Jornalistas amestrados agora dizem que a posição do PT – ao reconhecer a eleição fraudulenta do ditador Maduro como legítima – nada tem a ver com a posição de Lula e do governo – o que é falso: bastaria refazer uma linha do tempo, desde que Lula recebeu o ditador com tapete vermelho no Palácio do Planalto em 2023; ou melhor, antes, desde que Lula assumiu a presidência pela primeira vez em 2003. E ficam então catando exemplos de alguns poucos parlamentares petistas que, por convicção ou oportunismo, criticam o alinhamento do PT ao governo da Venezuela, sem registrar que a maioria dos dirigentes e militantes do PT estão perfeitamente de acordo com a posição oficial do partido.

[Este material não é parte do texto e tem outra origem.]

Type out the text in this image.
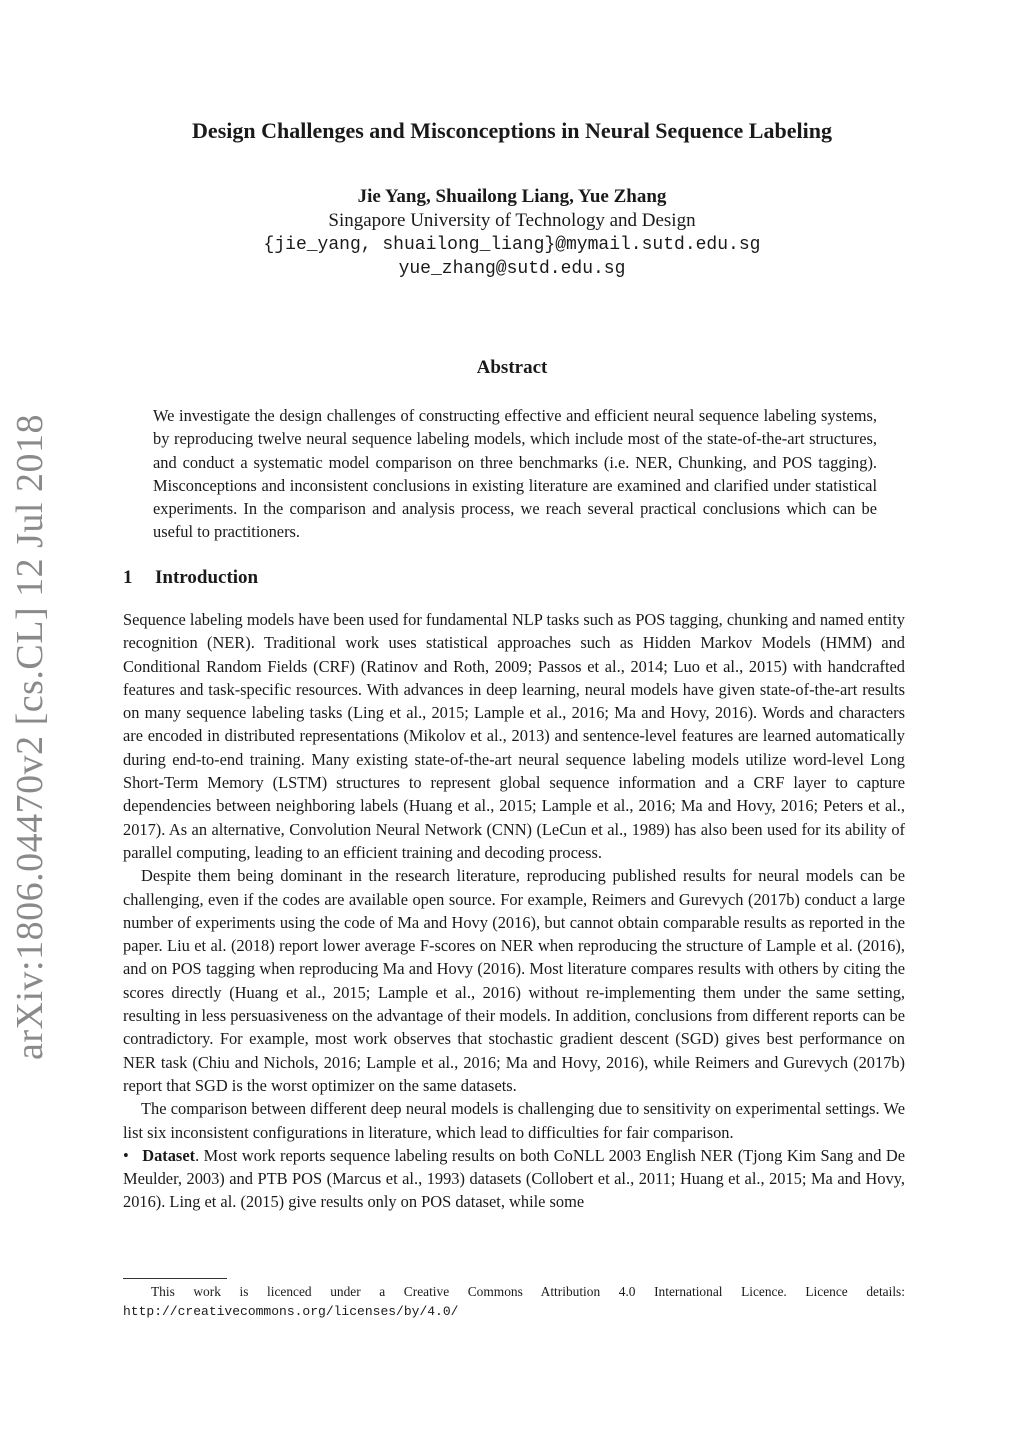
arXiv:1806.04470v2 [cs.CL] 12 Jul 2018
Design Challenges and Misconceptions in Neural Sequence Labeling
Jie Yang, Shuailong Liang, Yue Zhang
Singapore University of Technology and Design
{jie_yang, shuailong_liang}@mymail.sutd.edu.sg
yue_zhang@sutd.edu.sg
Abstract

We investigate the design challenges of constructing effective and efficient neural sequence labeling systems, by reproducing twelve neural sequence labeling models, which include most of the state-of-the-art structures, and conduct a systematic model comparison on three benchmarks (i.e. NER, Chunking, and POS tagging). Misconceptions and inconsistent conclusions in existing literature are examined and clarified under statistical experiments. In the comparison and analysis process, we reach several practical conclusions which can be useful to practitioners.

1 Introduction

Sequence labeling models have been used for fundamental NLP tasks such as POS tagging, chunking and named entity recognition (NER). Traditional work uses statistical approaches such as Hidden Markov Models (HMM) and Conditional Random Fields (CRF) (Ratinov and Roth, 2009; Passos et al., 2014; Luo et al., 2015) with handcrafted features and task-specific resources. With advances in deep learning, neural models have given state-of-the-art results on many sequence labeling tasks (Ling et al., 2015; Lample et al., 2016; Ma and Hovy, 2016). Words and characters are encoded in distributed representations (Mikolov et al., 2013) and sentence-level features are learned automatically during end-to-end training. Many existing state-of-the-art neural sequence labeling models utilize word-level Long Short-Term Memory (LSTM) structures to represent global sequence information and a CRF layer to capture dependencies between neighboring labels (Huang et al., 2015; Lample et al., 2016; Ma and Hovy, 2016; Peters et al., 2017). As an alternative, Convolution Neural Network (CNN) (LeCun et al., 1989) has also been used for its ability of parallel computing, leading to an efficient training and decoding process.

Despite them being dominant in the research literature, reproducing published results for neural models can be challenging, even if the codes are available open source. For example, Reimers and Gurevych (2017b) conduct a large number of experiments using the code of Ma and Hovy (2016), but cannot obtain comparable results as reported in the paper. Liu et al. (2018) report lower average F-scores on NER when reproducing the structure of Lample et al. (2016), and on POS tagging when reproducing Ma and Hovy (2016). Most literature compares results with others by citing the scores directly (Huang et al., 2015; Lample et al., 2016) without re-implementing them under the same setting, resulting in less persuasiveness on the advantage of their models. In addition, conclusions from different reports can be contradictory. For example, most work observes that stochastic gradient descent (SGD) gives best performance on NER task (Chiu and Nichols, 2016; Lample et al., 2016; Ma and Hovy, 2016), while Reimers and Gurevych (2017b) report that SGD is the worst optimizer on the same datasets.

The comparison between different deep neural models is challenging due to sensitivity on experimental settings. We list six inconsistent configurations in literature, which lead to difficulties for fair comparison.

• Dataset. Most work reports sequence labeling results on both CoNLL 2003 English NER (Tjong Kim Sang and De Meulder, 2003) and PTB POS (Marcus et al., 1993) datasets (Collobert et al., 2011; Huang et al., 2015; Ma and Hovy, 2016). Ling et al. (2015) give results only on POS dataset, while some

This work is licenced under a Creative Commons Attribution 4.0 International Licence. Licence details: http://creativecommons.org/licenses/by/4.0/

O jornalismo amestrado que emerge nesta terceira década do século 21 no Brasil não é exatamente igual ao puxa-saquismo do passado. Não é que alguns meios de comunicação comerciais, por razões econômicas (para receber verbas de propaganda governamental e patrocínio estatal), apoiem o governo de turno. Não! Estamos assistindo a outro fenômeno, muito mais perigoso. É que agora alguns veículos tradicionais – sobretudo canais de TV a cabo – fazem parte, organicamente, do sistema de governança oficial. Transformaram-se em um dos players da coalizão tácita “PT-Governo-STF-TV” que o partido que quer ser hegemônico e articulou para passar o fato de que é minoria (quase) em todo lugar: nos parlamentos e governos municipais e estaduais, no Congresso Nacional, nas mídias sociais, nas ruas e nas urnas.

Para que não reste dúvidas. O que chamo de jornalismo amestrado é o jornalismo chapa-branca, quase uma assessoria de imprensa oficiosa, composta por profissionais que abandonaram sua independência e seu espírito crítico para servir ao PT, ao governo e ao seu líder máximo.

Fazem crônicas da corte, favoráveis à situação, no lugar de jornalismo.

São porta-vozes, recebendo orientações por zap enquanto estão ao vivo (o que é inédito, além de escandaloso).

Torcem, sem a menor cerimônia, por candidatos apoiados por Lula e lamentam que seus adversários não estejam perdendo votos em razão de catástrofes naturais sobre as quais não poderiam ter controle.

Não são mais jornalistas e sim propagandistas, agentes políticos em luta para emplacar versões oficiais. Transformaram-se, sem sentir, na escória de uma profissão honrosa, que deveria continuar sendo exaltada pelos serviços prestados ao longo da nossa história.

As consequências desse comportamento serão desastrosas, não apenas para eles, os jornalistas amestrados, mas para a democracia.

A imprensa livre, não-reprimida, mas também não-tutelada, é uma das instituições fundamentais da democracia. Mas vá-se lá dizer-lhes!

* Esta coluna tem caráter opinativo e não reflete o posicionamento do grupo.